Voigtländer Perkeo 3x4

Der Zwitter

Horst Uhrig verbindet Kamerageschichte mit zeitgenössischen und autobiographischen Details. Diesmal widmet er sich der Voigtländer Perkeo 3 x 4.

Es war im Spätwinter 1932, seit Weihnachten fotografierte ich mit der Box Tengor 6 x 9, und mein stiller Traum war eine Ikonta 3 x 4 cm. Das 3 x 4-cm-Formatwar sehr im Kommen. Gerade hatten die Dresdner Kamerawerkstätten Guthe und Thorsch die zweiäugige Klapp-Spiegelreflex "Pilot" auf den Markt gebracht. Für die Pilot warb die damals bekannte Fliegerin Elly Beinhorn. Sie saß mit der Pilot in der Hand auf ihrer Sportmaschine. Ob sie damit fotografierte, weiß ich nicht.
Ich hatte mir um diese Zeit als 13jähriger Quartaner eine stattliche Fotokatalog-Sammlung zugelegt. Sie waren meine Lieblingslektüre, wenn ich mit Schularbeiten fertig war. Ich erinnere mich an einen Voigtländer-Prospekt, in dem man vom Kleinbild noch nichts wissen wollte. Das kleinste Format, das man anzubieten hatte, war das ausgefallene Rollfilmformat 5 x 7 cm. Für dieses heute nicht mehr gebräuchliche Format wurde eine handliche flache Klappkamera "für die Damenhandtasche" angepriesen.
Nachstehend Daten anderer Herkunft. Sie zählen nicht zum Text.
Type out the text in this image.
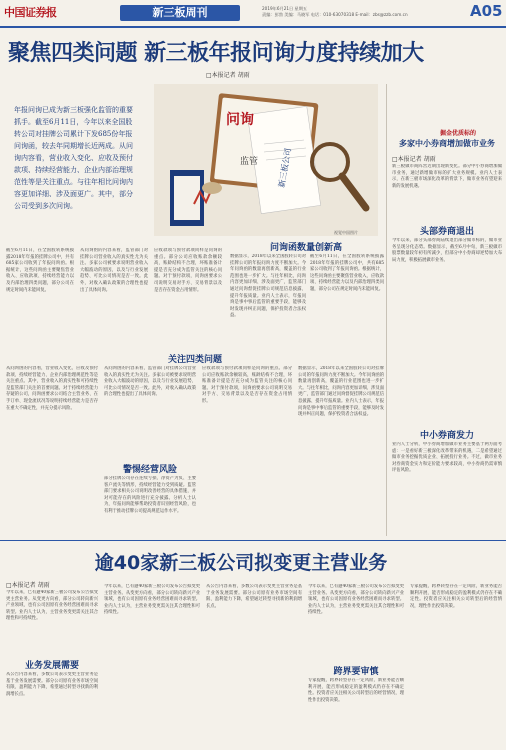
中国证券报	新三板周刊	2019年6月21日 星期五
责编：彭勃 美编：马晓军 电话：010-63070318 E-mail：zbs@zzb.com.cn	A05
聚焦四类问题 新三板年报问询力度持续加大
□本报记者 胡雨
年报问询已成为新三板强化监管的重要抓手。截至6月11日，今年以来全国股转公司对挂牌公司累计下发685份年报问询函，较去年同期增长近两成。从问询内容看，营业收入变化、应收及预付款项、持续经营能力、企业内部治理规范性等是关注重点。与往年相比问询内容更加详细、涉及面更广。其中，部分公司受到多次问询。
问询
监管 新三板公司
视觉中国图片
截至6月11日，在全国股转系统披露2018年年报的挂牌公司中，共有685家公司收到了年报问询函。根据统计，这些问询函主要聚焦营业收入、应收款项、持续经营能力以及内部治理四类问题，部分公司在规定时间内未能回复。
从问询函的内容来看，监管部门对挂牌公司营业收入的真实性尤为关注。多家公司被要求说明营业收入大幅波动的原因，以及与行业发展趋势、可比公司情况是否一致。此外，对收入确认政策的合理性也提出了具体问询。
应收款项与预付款项同样是问询的重点。部分公司应收账款余额较高，账龄结构不合理，坏账准备计提是否充分成为监管关注的核心问题。对于预付款项，问询函要求公司说明交易对手方、交易背景以及是否存在资金占用情形。
问询函数量创新高
数据显示，2018年以来全国股转公司对挂牌公司的年报问询力度不断加大。今年问询函的数量再创新高，覆盖的行业范围也进一步扩大。与往年相比，问询内容更加详细、涉及面更广，监管部门通过问询督促挂牌公司规范信息披露、提升年报质量。业内人士表示，年报问询是事中事后监管的重要手段，能够及时发现并纠正问题，保护投资者合法权益。
截至6月11日，在全国股转系统披露2018年年报的挂牌公司中，共有685家公司收到了年报问询函。根据统计，这些问询函主要聚焦营业收入、应收款项、持续经营能力以及内部治理四类问题，部分公司在规定时间内未能回复。
关注四类问题
从问询函的内容看，营业收入变化、应收及预付款项、持续经营能力、企业内部治理规范性等是关注重点。其中，营业收入的真实性和可持续性是监管部门关注的首要问题。对于持续经营能力存疑的公司，问询函要求公司结合主营业务、在手订单、现金流状况等说明持续经营能力是否存在重大不确定性，并充分提示风险。
从问询函的内容来看，监管部门对挂牌公司营业收入的真实性尤为关注。多家公司被要求说明营业收入大幅波动的原因，以及与行业发展趋势、可比公司情况是否一致。此外，对收入确认政策的合理性也提出了具体问询。
应收款项与预付款项同样是问询的重点。部分公司应收账款余额较高，账龄结构不合理，坏账准备计提是否充分成为监管关注的核心问题。对于预付款项，问询函要求公司说明交易对手方、交易背景以及是否存在资金占用情形。
数据显示，2018年以来全国股转公司对挂牌公司的年报问询力度不断加大。今年问询函的数量再创新高，覆盖的行业范围也进一步扩大。与往年相比，问询内容更加详细、涉及面更广，监管部门通过问询督促挂牌公司规范信息披露、提升年报质量。业内人士表示，年报问询是事中事后监管的重要手段，能够及时发现并纠正问题，保护投资者合法权益。
警惕经营风险
部分挂牌公司存在连续亏损、净资产为负、主要客户流失等情形，持续经营能力受到质疑。监管部门要求相关公司说明改善经营的具体措施，并对可能存在的风险进行充分披露。分析人士认为，年报问询能够帮助投资者识别经营风险，也有利于推动挂牌公司提高规范运作水平。
掘金优质标的
多家中小券商增加做市业务
□本报记者 胡雨
新三板做市商阵营近期出现新变化。部分中小券商增加做市业务，通过新增做市标的扩大业务规模。业内人士表示，在新三板市场深化改革的背景下，做市业务有望迎来新的发展机遇。
头部券商退出
今年以来，部分头部券商陆续退出部分做市标的，做市业务呈现分化态势。数据显示，截至6月中旬，新三板做市股票数量较年初有所减少，但部分中小券商却逆势加大布局力度，积极拓展做市业务。
中小券商发力
业内人士分析，中小券商增加做市业务主要基于两方面考虑：一是看好新三板深化改革带来的机遇，二是希望通过做市业务挖掘优质企业、拓展投行业务。不过，做市业务对券商资金实力和定价能力要求较高，中小券商仍需审慎评估风险。
逾40家新三板公司拟变更主营业务
□本报记者 胡雨
今年以来，已有逾40家新三板公司发布公告拟变更主营业务。从变更方向看，部分公司转向新兴产业领域，也有公司因原有业务经营困难而寻求转型。业内人士认为，主营业务变更需关注其合理性和可持续性。
业务发展需要
从公告内容来看，多数公司表示变更主营业务是基于业务发展需要。部分公司原有业务市场空间有限、盈利能力下降，希望通过转型寻找新的利润增长点。
今年以来，已有逾40家新三板公司发布公告拟变更主营业务。从变更方向看，部分公司转向新兴产业领域，也有公司因原有业务经营困难而寻求转型。业内人士认为，主营业务变更需关注其合理性和可持续性。
从公告内容来看，多数公司表示变更主营业务是基于业务发展需要。部分公司原有业务市场空间有限、盈利能力下降，希望通过转型寻找新的利润增长点。
跨界要审慎
今年以来，已有逾40家新三板公司发布公告拟变更主营业务。从变更方向看，部分公司转向新兴产业领域，也有公司因原有业务经营困难而寻求转型。业内人士认为，主营业务变更需关注其合理性和可持续性。
专家提醒，跨界转型存在一定风险，新业务能否顺利开展、能否形成稳定的盈利模式仍存在不确定性。投资者应关注相关公司转型后的经营情况，理性作出投资决策。
专家提醒，跨界转型存在一定风险，新业务能否顺利开展、能否形成稳定的盈利模式仍存在不确定性。投资者应关注相关公司转型后的经营情况，理性作出投资决策。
Erste Begegnung mit der Perkeo

An meinem 14. Geburtstag bekam ich einen Patent-Selbstauslöser geschenkt. Anstelle eines Uhrwerks rutschte ein Gummimantel langsam an einem Metallstab entlang. Aber das Ding funktionierte nicht so recht. Deshalb ging ich zu Foto Steinle in Bonn, um zu reklamieren. Herr Steinle nahm mich mit in seine kleine Werkstatt hinter dem Laden und bastelte an dem Selbstauslöser. Auf dem Regal über der Arbeitsplatte aber stand eine neue Kleinbildkamera, die er gerade ausprobieren wollte. Es war eine Voigt mit der Perkeo 3 x 4 cm. Nun hatte Voigtländer doch dem Trend zum Kleinbild nachgegeben, war aber bestrebt, die Mängel des kleinen Bildformats durch technische und feinmechanische Qualität auszugleichen, sozusagen ein Zwitter.
Während viele Hersteller ihre 3 x 4 Kameras mit dreilinsigen Schneider Radionaren oder Rodenstock Trinaren 1 :2,9 f = 5 cm ausstatteten, bot Voigtländer seine Perkeo nur mit vierlinsigem Skopar 1 :3,5 an und später sogar mit dem damals berühmten "Heliar", dem Fünflinser mit der "duftigen Schärfe". Anstelle der sonst üblichen 5cm Brennweite, waren die Perkeo-Objektive mit 5,5 cm Brennweite ausgestattet. Wahrscheinlich wollte man damit erreichen, daß nur ein Teil des Bildkreises der Objektive genutzt wurde, so daß auch die kleinsten Randfehler wie Schärfeverlust in den Bildecken oder Lichtabfall zum Bildrand peinlich vermieden wurden.
Und während die einfachen 3 x 4 Kameras eine Frontlinsen-Entfernungseinstellung hatten, wurde bei der Perkeo über einen komplizierten Mechanismus die gesamte Linsengruppe verstellt, einstellbar über einen Rändelknopf am Kameragehäuse.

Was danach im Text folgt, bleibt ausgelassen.